Для Марфы, воспитанной на выведенных ее требовательной, не склонной к романтизации матерью аксиомах, опирающихся на материальную почву, лишенную всяческих духовных изысканий, скорое развитие событий, касающихся устройства ее дальнейшей судьбы, никоим образом не затрагивало струн ее аморфной души. Подвластность родительской воле главенствовала в ней над всеми живыми чувствами, и то движение, которое зародил в ее неопытном сердце Мелюхин, служило единственным центром притяжения всего ее духа. Ей казалось, что никогда теперь привязанность эта не исчезнет из нее, никогда не забудутся светлые волосы и голубые глаза, вселившие в ее сердце надежду. И ответ, долгожданный ответ, который так и не был дан ей, теперь всколыхнул в ней не веру в будущность, а стремленье убежать, скрыться от того позора, унижения, которые она испытывала при воспоминании о своем импульсивном признании.

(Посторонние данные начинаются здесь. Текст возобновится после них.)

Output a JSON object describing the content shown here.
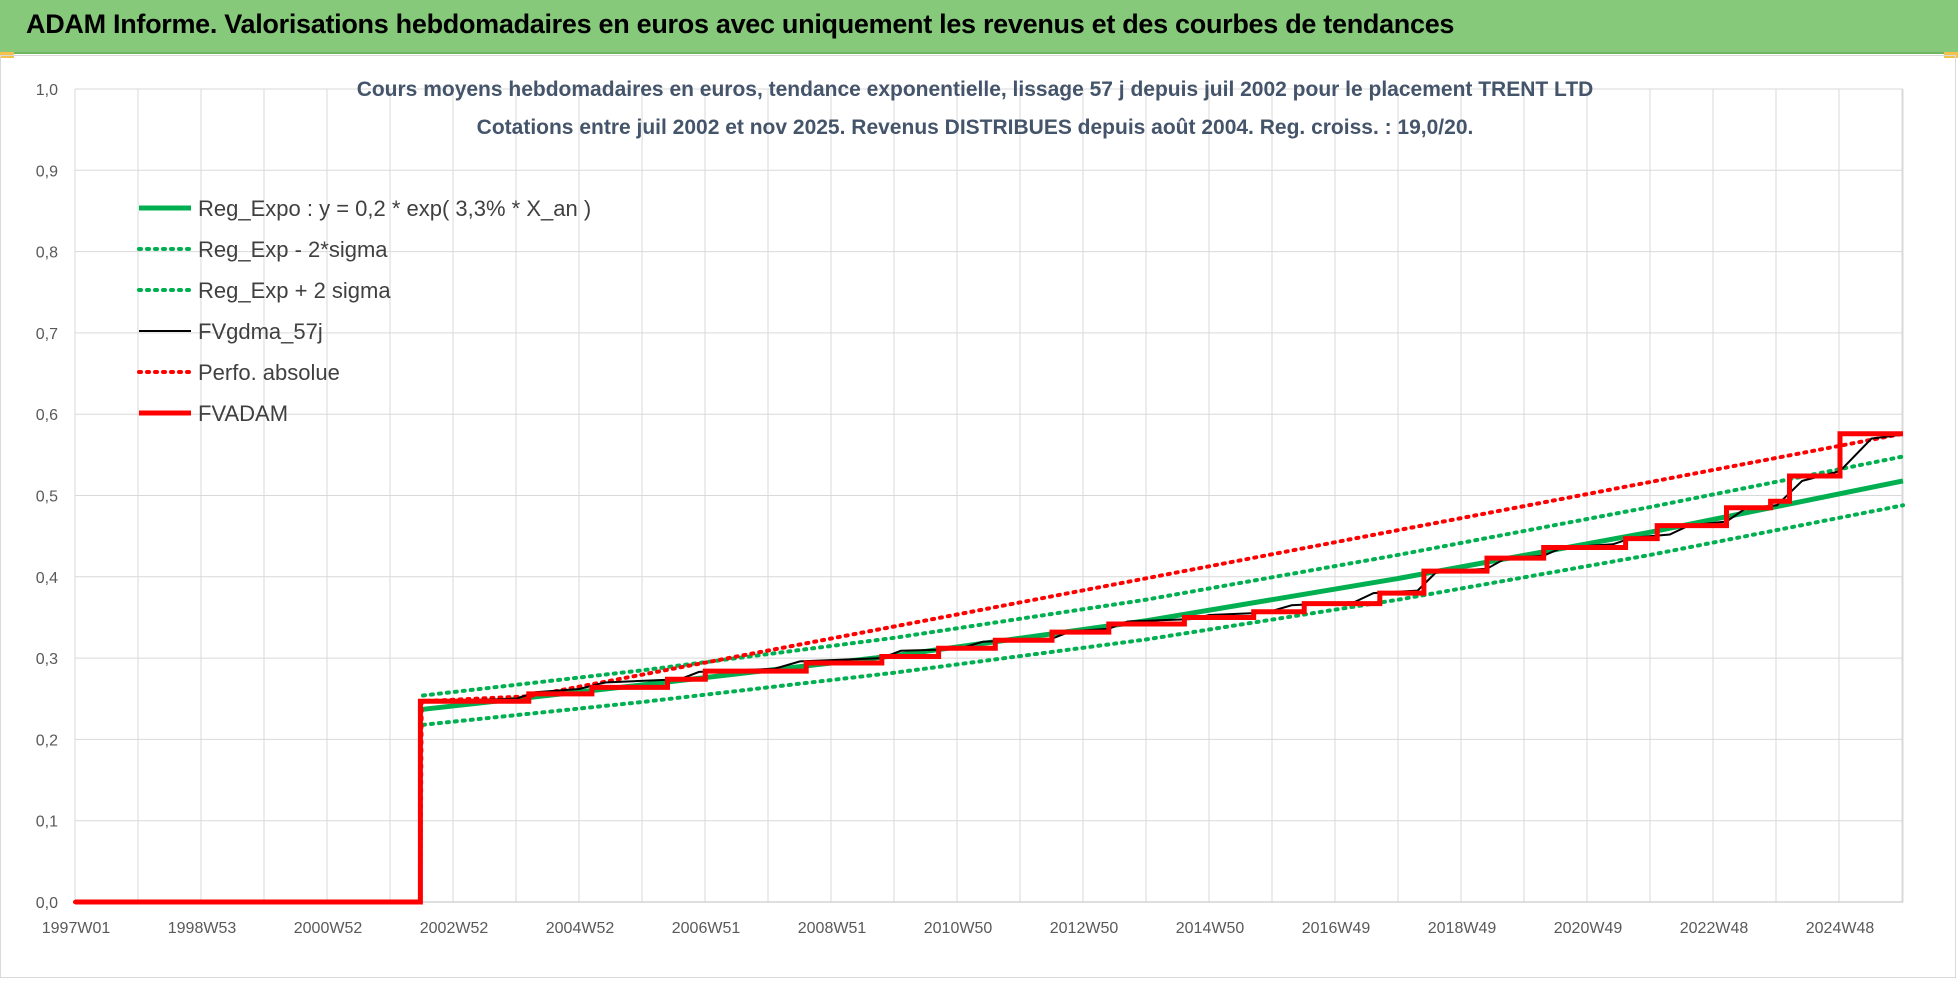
{
  "header": {
    "title": "ADAM Informe. Valorisations hebdomadaires en euros avec uniquement les revenus et des courbes de tendances"
  },
  "colors": {
    "banner": "#86c97a",
    "reg_expo": "#00b050",
    "fvgdma": "#000000",
    "fvadam": "#ff0000",
    "grid": "#d9d9d9"
  },
  "chart_data": {
    "type": "line",
    "title_line1": "Cours moyens hebdomadaires en euros, tendance exponentielle, lissage 57 j depuis juil 2002 pour le placement TRENT LTD",
    "title_line2": "Cotations entre juil 2002 et nov 2025. Revenus DISTRIBUES depuis août 2004. Reg. croiss. : 19,0/20.",
    "x_tick_labels": [
      "1997W01",
      "1998W53",
      "2000W52",
      "2002W52",
      "2004W52",
      "2006W51",
      "2008W51",
      "2010W50",
      "2012W50",
      "2014W50",
      "2016W49",
      "2018W49",
      "2020W49",
      "2022W48",
      "2024W48"
    ],
    "y_tick_labels": [
      "0,0",
      "0,1",
      "0,2",
      "0,3",
      "0,4",
      "0,5",
      "0,6",
      "0,7",
      "0,8",
      "0,9",
      "1,0"
    ],
    "ylim": [
      0,
      1
    ],
    "xlim": [
      1997.0,
      2026.0
    ],
    "grid": true,
    "legend_position": "top-left",
    "series": [
      {
        "name": "Reg_Expo : y = 0,2 * exp( 3,3% *  X_an )",
        "style": "solid-thick",
        "color": "#00b050",
        "points": [
          [
            2002.52,
            0.237
          ],
          [
            2006.0,
            0.267
          ],
          [
            2010.0,
            0.303
          ],
          [
            2014.0,
            0.346
          ],
          [
            2018.0,
            0.398
          ],
          [
            2022.0,
            0.455
          ],
          [
            2026.0,
            0.518
          ]
        ]
      },
      {
        "name": "Reg_Exp - 2*sigma",
        "style": "dotted",
        "color": "#00b050",
        "points": [
          [
            2002.52,
            0.218
          ],
          [
            2006.0,
            0.246
          ],
          [
            2010.0,
            0.282
          ],
          [
            2014.0,
            0.323
          ],
          [
            2018.0,
            0.372
          ],
          [
            2022.0,
            0.427
          ],
          [
            2026.0,
            0.488
          ]
        ]
      },
      {
        "name": "Reg_Exp + 2 sigma",
        "style": "dotted",
        "color": "#00b050",
        "points": [
          [
            2002.52,
            0.254
          ],
          [
            2006.0,
            0.285
          ],
          [
            2010.0,
            0.325
          ],
          [
            2014.0,
            0.372
          ],
          [
            2018.0,
            0.427
          ],
          [
            2022.0,
            0.486
          ],
          [
            2026.0,
            0.548
          ]
        ]
      },
      {
        "name": "FVgdma_57j",
        "style": "solid",
        "color": "#000000",
        "points": [
          [
            1997.0,
            0.0
          ],
          [
            2002.48,
            0.0
          ],
          [
            2002.5,
            0.247
          ],
          [
            2004.0,
            0.25
          ],
          [
            2004.3,
            0.258
          ],
          [
            2005.0,
            0.262
          ],
          [
            2005.4,
            0.27
          ],
          [
            2006.6,
            0.274
          ],
          [
            2006.9,
            0.283
          ],
          [
            2008.1,
            0.287
          ],
          [
            2008.5,
            0.296
          ],
          [
            2009.8,
            0.3
          ],
          [
            2010.1,
            0.309
          ],
          [
            2011.0,
            0.311
          ],
          [
            2011.4,
            0.32
          ],
          [
            2012.5,
            0.324
          ],
          [
            2012.8,
            0.333
          ],
          [
            2013.4,
            0.336
          ],
          [
            2013.7,
            0.345
          ],
          [
            2014.7,
            0.348
          ],
          [
            2015.0,
            0.353
          ],
          [
            2015.9,
            0.356
          ],
          [
            2016.3,
            0.365
          ],
          [
            2017.3,
            0.369
          ],
          [
            2017.6,
            0.38
          ],
          [
            2018.3,
            0.383
          ],
          [
            2018.6,
            0.406
          ],
          [
            2019.4,
            0.41
          ],
          [
            2019.7,
            0.423
          ],
          [
            2020.3,
            0.426
          ],
          [
            2020.6,
            0.436
          ],
          [
            2021.4,
            0.44
          ],
          [
            2021.7,
            0.448
          ],
          [
            2022.3,
            0.452
          ],
          [
            2022.6,
            0.463
          ],
          [
            2023.2,
            0.468
          ],
          [
            2023.5,
            0.484
          ],
          [
            2024.0,
            0.488
          ],
          [
            2024.4,
            0.518
          ],
          [
            2025.0,
            0.53
          ],
          [
            2025.5,
            0.57
          ],
          [
            2026.0,
            0.575
          ]
        ]
      },
      {
        "name": "Perfo. absolue",
        "style": "dotted",
        "color": "#ff0000",
        "points": [
          [
            1997.0,
            0.0
          ],
          [
            2002.48,
            0.0
          ],
          [
            2002.5,
            0.247
          ],
          [
            2004.2,
            0.253
          ],
          [
            2026.0,
            0.576
          ]
        ]
      },
      {
        "name": "FVADAM",
        "style": "step-thick",
        "color": "#ff0000",
        "points": [
          [
            1997.0,
            0.0
          ],
          [
            2002.48,
            0.0
          ],
          [
            2002.48,
            0.247
          ],
          [
            2004.2,
            0.247
          ],
          [
            2004.2,
            0.256
          ],
          [
            2005.2,
            0.256
          ],
          [
            2005.2,
            0.264
          ],
          [
            2006.4,
            0.264
          ],
          [
            2006.4,
            0.274
          ],
          [
            2007.0,
            0.274
          ],
          [
            2007.0,
            0.284
          ],
          [
            2008.6,
            0.284
          ],
          [
            2008.6,
            0.294
          ],
          [
            2009.8,
            0.294
          ],
          [
            2009.8,
            0.302
          ],
          [
            2010.7,
            0.302
          ],
          [
            2010.7,
            0.312
          ],
          [
            2011.6,
            0.312
          ],
          [
            2011.6,
            0.322
          ],
          [
            2012.5,
            0.322
          ],
          [
            2012.5,
            0.332
          ],
          [
            2013.4,
            0.332
          ],
          [
            2013.4,
            0.342
          ],
          [
            2014.6,
            0.342
          ],
          [
            2014.6,
            0.35
          ],
          [
            2015.7,
            0.35
          ],
          [
            2015.7,
            0.357
          ],
          [
            2016.5,
            0.357
          ],
          [
            2016.5,
            0.367
          ],
          [
            2017.7,
            0.367
          ],
          [
            2017.7,
            0.38
          ],
          [
            2018.4,
            0.38
          ],
          [
            2018.4,
            0.407
          ],
          [
            2019.4,
            0.407
          ],
          [
            2019.4,
            0.423
          ],
          [
            2020.3,
            0.423
          ],
          [
            2020.3,
            0.436
          ],
          [
            2021.6,
            0.436
          ],
          [
            2021.6,
            0.447
          ],
          [
            2022.1,
            0.447
          ],
          [
            2022.1,
            0.463
          ],
          [
            2023.2,
            0.463
          ],
          [
            2023.2,
            0.485
          ],
          [
            2023.9,
            0.485
          ],
          [
            2023.9,
            0.493
          ],
          [
            2024.2,
            0.493
          ],
          [
            2024.2,
            0.524
          ],
          [
            2025.0,
            0.524
          ],
          [
            2025.0,
            0.576
          ],
          [
            2026.0,
            0.576
          ]
        ]
      }
    ]
  }
}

Катрич же, нашедший в кротости и немногословности Марфы истинное проявление трепетного женского начала, обнаруживал твердость в своих намерениях и настойчивость в своих действиях. Так, спустя несколько месяцев уступчивых и терпеливых со стороны Марфы и чувственных и страстных со стороны Филиппа встреч, не успев толком познать первой влюбленности, Марфа оказалась на пороге замужества.
Ⅱ
Первые месяцы брака были для Марфы особенно и, пожалуй, единственно счастливыми за все три года супружеской жизни. В течение этих первых месяцев и были сделаны все те фотографии, которые стояли теперь на комоде в гостиной, выставленные там то ли для напоминания об этих счастливых месяцах, то ли для чужих любопытных глаз как свидетельство о благополучном устройстве жизни семьи.
В редкие минуты Марфа предавалась воспоминаниям о тех днях, когда вместе с мужем она просиживала часами в мастерской, что находилась в подвале дома, и лепила вместе с ним глиняные кувшины, горшки, а иногда и целые скульптуры, которые так любил делать в свободные минуты Катрич, находя в этом занятии отвлечение своим утомленным мыслям. Вспоминался ей и смех, и вязкая глина на ладонях, и тепло мужской груди, что прижималась к ее спине. Но теперь все чаще воспоминания эти вызывали в ней отвращение. Она презирала и этот свой смех, и глиняные горшки, и горячее тело мужа, терпеть которое рядом с собой ей становилось все невыносимее.